Question

Evaluate the integral: \[ \int_{-1}^{1} \frac{|x|}{x} dx, \, x \neq 0 \]

• A. \( -1 \)
• B. \( 0 \)
• C. \( 1 \)
• D. \( 2 \)

Hint:

When dealing with absolute values, split the integral into intervals where the function behaves simply, either as \( x \) or \( -x \).

Answer 1

The Correct Option is B

We are asked to evaluate the integral: \[ \int_{-1}^{1} \frac{|x|}{x} dx \] The absolute value function \( |x| \) splits the integral into two parts: one for \( x>0 \) and another for \( x<0 \).
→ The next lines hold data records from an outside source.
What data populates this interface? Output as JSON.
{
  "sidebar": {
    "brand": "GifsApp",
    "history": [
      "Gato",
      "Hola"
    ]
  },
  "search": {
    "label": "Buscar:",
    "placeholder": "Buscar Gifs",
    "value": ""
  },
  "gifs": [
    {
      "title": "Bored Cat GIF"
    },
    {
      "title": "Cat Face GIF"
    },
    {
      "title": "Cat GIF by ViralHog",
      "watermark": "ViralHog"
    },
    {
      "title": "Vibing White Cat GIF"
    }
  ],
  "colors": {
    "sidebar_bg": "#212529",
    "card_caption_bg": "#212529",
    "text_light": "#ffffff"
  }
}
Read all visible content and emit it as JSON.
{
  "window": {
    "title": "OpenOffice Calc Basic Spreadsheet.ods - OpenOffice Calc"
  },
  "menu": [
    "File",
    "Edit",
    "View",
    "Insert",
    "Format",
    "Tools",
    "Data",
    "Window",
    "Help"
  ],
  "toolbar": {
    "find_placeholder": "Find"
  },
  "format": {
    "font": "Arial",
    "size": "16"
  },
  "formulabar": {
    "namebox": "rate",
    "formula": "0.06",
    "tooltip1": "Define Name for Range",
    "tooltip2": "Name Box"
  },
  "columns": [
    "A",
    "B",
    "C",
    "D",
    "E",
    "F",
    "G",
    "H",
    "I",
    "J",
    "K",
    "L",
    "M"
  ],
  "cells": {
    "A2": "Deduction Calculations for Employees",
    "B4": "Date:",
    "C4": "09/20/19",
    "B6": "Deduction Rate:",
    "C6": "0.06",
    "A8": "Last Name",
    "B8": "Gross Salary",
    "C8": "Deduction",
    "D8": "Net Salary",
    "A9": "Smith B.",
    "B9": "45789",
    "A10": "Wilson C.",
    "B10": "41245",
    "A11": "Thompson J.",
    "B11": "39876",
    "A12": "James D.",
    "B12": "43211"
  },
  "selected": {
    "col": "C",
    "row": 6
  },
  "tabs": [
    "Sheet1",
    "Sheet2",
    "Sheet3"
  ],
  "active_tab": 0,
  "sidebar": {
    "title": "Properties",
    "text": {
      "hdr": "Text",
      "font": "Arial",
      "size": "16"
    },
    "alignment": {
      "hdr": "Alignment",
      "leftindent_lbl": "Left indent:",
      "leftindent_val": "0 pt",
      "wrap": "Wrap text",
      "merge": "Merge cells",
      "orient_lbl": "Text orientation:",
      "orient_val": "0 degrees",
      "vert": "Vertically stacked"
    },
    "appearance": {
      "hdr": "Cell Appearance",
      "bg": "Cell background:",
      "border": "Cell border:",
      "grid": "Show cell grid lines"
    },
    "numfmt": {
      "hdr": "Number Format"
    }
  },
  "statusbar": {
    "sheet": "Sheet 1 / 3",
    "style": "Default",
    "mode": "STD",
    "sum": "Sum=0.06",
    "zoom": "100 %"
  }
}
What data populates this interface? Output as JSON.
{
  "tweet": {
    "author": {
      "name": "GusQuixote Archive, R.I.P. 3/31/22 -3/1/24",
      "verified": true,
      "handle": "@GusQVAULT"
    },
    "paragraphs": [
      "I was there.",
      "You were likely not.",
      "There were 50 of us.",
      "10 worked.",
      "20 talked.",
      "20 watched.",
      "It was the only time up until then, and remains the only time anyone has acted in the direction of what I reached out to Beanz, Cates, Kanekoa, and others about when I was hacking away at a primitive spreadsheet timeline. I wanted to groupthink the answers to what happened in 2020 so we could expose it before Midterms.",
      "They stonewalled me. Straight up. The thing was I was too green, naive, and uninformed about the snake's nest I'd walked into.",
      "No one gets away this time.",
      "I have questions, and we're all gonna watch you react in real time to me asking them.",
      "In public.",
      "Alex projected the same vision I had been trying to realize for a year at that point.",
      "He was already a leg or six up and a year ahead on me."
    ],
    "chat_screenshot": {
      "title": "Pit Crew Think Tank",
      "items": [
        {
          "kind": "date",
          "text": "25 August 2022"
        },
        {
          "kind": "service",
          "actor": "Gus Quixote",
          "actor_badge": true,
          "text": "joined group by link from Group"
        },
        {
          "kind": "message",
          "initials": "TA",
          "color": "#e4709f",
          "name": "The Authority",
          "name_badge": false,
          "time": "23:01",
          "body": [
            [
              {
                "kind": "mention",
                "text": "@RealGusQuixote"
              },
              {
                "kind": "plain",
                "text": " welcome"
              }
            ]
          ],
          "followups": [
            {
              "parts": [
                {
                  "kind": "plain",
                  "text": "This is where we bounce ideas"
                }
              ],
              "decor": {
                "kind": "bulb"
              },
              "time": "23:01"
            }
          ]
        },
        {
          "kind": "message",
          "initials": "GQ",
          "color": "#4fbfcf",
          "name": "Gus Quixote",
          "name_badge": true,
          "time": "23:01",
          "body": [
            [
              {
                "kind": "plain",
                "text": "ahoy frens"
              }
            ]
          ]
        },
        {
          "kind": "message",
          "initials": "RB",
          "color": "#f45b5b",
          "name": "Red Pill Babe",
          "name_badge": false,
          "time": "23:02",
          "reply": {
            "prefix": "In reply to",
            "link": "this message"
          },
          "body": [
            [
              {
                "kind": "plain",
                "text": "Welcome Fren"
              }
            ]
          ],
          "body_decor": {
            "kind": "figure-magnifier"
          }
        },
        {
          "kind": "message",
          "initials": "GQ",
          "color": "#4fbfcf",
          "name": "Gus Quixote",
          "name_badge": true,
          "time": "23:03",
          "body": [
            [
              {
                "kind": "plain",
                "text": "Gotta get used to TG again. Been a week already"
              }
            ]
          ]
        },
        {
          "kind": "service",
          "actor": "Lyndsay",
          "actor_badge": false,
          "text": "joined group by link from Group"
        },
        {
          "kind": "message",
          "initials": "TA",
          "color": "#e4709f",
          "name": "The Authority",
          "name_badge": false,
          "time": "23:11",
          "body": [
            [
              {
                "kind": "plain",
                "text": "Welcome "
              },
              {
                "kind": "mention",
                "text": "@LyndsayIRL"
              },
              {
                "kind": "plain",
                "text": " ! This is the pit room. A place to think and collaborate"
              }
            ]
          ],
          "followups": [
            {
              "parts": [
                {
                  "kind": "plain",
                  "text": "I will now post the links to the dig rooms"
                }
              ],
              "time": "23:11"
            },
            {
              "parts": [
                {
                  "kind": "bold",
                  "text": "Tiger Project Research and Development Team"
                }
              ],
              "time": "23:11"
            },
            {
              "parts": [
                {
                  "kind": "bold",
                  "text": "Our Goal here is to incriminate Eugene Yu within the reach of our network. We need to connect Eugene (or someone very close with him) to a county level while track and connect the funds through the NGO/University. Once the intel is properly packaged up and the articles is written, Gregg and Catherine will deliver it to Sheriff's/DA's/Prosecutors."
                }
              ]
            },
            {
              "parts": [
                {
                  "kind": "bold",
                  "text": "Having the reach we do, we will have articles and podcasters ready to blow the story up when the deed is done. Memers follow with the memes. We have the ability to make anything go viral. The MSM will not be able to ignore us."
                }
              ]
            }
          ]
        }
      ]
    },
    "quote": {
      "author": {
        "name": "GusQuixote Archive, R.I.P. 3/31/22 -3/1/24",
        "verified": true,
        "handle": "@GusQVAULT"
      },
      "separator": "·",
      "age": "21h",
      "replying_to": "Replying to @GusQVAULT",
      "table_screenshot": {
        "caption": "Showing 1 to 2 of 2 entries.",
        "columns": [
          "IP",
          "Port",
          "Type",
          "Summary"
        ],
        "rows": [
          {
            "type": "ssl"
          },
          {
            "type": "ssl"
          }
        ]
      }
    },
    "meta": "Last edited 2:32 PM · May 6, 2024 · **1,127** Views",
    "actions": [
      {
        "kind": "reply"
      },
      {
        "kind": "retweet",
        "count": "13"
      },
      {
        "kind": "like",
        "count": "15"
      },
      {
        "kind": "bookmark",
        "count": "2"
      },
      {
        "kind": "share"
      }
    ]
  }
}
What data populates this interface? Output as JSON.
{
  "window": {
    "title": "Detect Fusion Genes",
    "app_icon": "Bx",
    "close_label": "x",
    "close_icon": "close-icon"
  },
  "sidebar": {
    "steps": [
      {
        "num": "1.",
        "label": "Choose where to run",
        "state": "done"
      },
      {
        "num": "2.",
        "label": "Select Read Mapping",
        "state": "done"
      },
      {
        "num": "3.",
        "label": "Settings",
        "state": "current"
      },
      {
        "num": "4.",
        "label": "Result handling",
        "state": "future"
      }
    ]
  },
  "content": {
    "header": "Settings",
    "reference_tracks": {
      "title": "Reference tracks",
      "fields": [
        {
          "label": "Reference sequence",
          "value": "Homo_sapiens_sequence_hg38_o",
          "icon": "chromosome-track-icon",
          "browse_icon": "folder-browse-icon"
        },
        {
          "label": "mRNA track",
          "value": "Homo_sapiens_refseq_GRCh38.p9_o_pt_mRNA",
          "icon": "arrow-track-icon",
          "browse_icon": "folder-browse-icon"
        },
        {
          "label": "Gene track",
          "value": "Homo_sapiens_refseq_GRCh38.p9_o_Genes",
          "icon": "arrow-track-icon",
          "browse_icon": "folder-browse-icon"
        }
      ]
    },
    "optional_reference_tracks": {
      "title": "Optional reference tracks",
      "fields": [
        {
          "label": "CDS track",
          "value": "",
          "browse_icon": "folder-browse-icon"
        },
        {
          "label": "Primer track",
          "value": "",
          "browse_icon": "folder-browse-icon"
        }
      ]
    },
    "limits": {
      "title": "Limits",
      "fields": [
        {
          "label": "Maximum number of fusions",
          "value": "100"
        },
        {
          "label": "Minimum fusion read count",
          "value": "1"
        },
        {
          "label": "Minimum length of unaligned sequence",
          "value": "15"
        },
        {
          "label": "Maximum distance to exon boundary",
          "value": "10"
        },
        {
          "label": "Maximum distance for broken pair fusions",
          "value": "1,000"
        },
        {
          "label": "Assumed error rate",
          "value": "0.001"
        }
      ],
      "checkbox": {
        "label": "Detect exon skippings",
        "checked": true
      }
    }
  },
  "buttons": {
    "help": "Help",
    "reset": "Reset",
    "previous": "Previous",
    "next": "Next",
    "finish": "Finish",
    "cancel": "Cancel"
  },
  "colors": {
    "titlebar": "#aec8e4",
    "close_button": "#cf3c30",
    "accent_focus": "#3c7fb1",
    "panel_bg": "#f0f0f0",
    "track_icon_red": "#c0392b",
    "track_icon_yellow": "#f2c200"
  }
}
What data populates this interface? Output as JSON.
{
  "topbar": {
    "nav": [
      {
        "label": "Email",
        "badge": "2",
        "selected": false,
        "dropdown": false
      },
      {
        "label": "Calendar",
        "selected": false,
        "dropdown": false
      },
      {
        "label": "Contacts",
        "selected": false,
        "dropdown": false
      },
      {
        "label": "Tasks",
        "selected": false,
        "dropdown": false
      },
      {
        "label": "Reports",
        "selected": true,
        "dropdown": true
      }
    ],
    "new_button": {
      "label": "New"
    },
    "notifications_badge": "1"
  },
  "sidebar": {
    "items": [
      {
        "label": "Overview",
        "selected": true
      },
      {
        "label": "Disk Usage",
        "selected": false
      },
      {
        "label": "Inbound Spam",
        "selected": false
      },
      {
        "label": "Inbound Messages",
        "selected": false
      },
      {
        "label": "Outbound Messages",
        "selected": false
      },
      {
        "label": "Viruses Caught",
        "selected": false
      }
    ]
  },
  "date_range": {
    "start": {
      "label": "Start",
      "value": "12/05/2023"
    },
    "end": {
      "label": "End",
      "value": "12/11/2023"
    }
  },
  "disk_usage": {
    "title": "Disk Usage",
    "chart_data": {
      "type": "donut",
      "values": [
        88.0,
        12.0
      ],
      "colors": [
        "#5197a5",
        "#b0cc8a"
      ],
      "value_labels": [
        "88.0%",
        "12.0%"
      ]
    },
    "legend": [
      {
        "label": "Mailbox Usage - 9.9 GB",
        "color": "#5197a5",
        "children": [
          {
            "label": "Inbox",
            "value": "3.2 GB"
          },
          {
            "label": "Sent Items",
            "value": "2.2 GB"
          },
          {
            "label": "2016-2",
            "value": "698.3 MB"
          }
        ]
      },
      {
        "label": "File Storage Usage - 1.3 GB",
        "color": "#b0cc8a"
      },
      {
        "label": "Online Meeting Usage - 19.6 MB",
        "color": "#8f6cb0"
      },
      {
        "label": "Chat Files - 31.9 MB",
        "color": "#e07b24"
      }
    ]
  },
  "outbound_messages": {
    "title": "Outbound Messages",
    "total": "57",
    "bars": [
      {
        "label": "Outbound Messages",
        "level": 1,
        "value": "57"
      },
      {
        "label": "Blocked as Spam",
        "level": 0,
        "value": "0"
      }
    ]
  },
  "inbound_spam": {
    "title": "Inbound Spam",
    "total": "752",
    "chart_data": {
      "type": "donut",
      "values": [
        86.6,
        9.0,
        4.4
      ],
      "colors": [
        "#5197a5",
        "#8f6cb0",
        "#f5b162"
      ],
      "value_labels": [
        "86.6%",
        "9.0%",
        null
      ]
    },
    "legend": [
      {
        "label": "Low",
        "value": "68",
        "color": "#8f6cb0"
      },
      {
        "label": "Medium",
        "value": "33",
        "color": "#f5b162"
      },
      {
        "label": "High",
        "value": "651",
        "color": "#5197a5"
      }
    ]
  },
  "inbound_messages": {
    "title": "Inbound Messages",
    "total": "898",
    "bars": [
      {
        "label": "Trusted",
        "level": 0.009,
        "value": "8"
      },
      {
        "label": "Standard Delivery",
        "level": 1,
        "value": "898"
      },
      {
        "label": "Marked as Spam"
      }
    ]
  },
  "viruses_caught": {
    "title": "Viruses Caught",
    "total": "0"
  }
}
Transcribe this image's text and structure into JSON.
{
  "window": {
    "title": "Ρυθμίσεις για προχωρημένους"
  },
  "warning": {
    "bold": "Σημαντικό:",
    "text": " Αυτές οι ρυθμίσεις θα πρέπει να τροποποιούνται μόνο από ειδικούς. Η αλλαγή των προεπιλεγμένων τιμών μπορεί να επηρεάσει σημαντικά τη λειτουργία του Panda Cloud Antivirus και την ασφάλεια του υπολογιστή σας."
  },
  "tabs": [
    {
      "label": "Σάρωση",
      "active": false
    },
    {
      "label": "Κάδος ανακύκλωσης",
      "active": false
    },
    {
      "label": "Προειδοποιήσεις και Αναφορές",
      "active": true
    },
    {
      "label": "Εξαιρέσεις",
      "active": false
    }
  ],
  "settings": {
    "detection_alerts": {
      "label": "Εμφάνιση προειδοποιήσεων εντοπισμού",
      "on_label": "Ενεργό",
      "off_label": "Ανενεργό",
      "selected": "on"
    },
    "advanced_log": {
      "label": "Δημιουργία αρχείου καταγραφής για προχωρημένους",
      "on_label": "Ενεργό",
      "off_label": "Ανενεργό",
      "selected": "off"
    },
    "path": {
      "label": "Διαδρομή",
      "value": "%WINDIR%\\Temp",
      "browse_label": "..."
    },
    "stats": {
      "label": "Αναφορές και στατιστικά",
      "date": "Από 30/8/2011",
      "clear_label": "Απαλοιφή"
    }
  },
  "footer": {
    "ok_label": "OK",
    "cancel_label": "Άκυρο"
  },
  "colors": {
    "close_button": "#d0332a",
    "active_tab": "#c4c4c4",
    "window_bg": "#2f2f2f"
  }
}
We will evaluate these parts separately. Step 1: Split the integral at 0 For \( x>0 \), \( |x| = x \), so the integral becomes: \[ \int_{0}^{1} \frac{x}{x} dx = \int_{0}^{1} 1 dx \] This integral is straightforward: \[ \int_{0}^{1} 1 dx = 1 \] For \( x<0 \), \( |x| = -x \), so the integral becomes: \[ \int_{-1}^{0} \frac{-x}{x} dx = \int_{-1}^{0} (-1) dx \] This integral evaluates to: \[ \int_{-1}^{0} (-1) dx = -1 \] Step 2: Combine the results Now, adding the results from both parts of the integral: \[ \int_{-1}^{1} \frac{|x|}{x} dx = \int_{-1}^{0} (-1) dx + \int_{0}^{1} 1 dx = -1 + 1 = 0 \] Thus, the value of the integral is \( 0 \).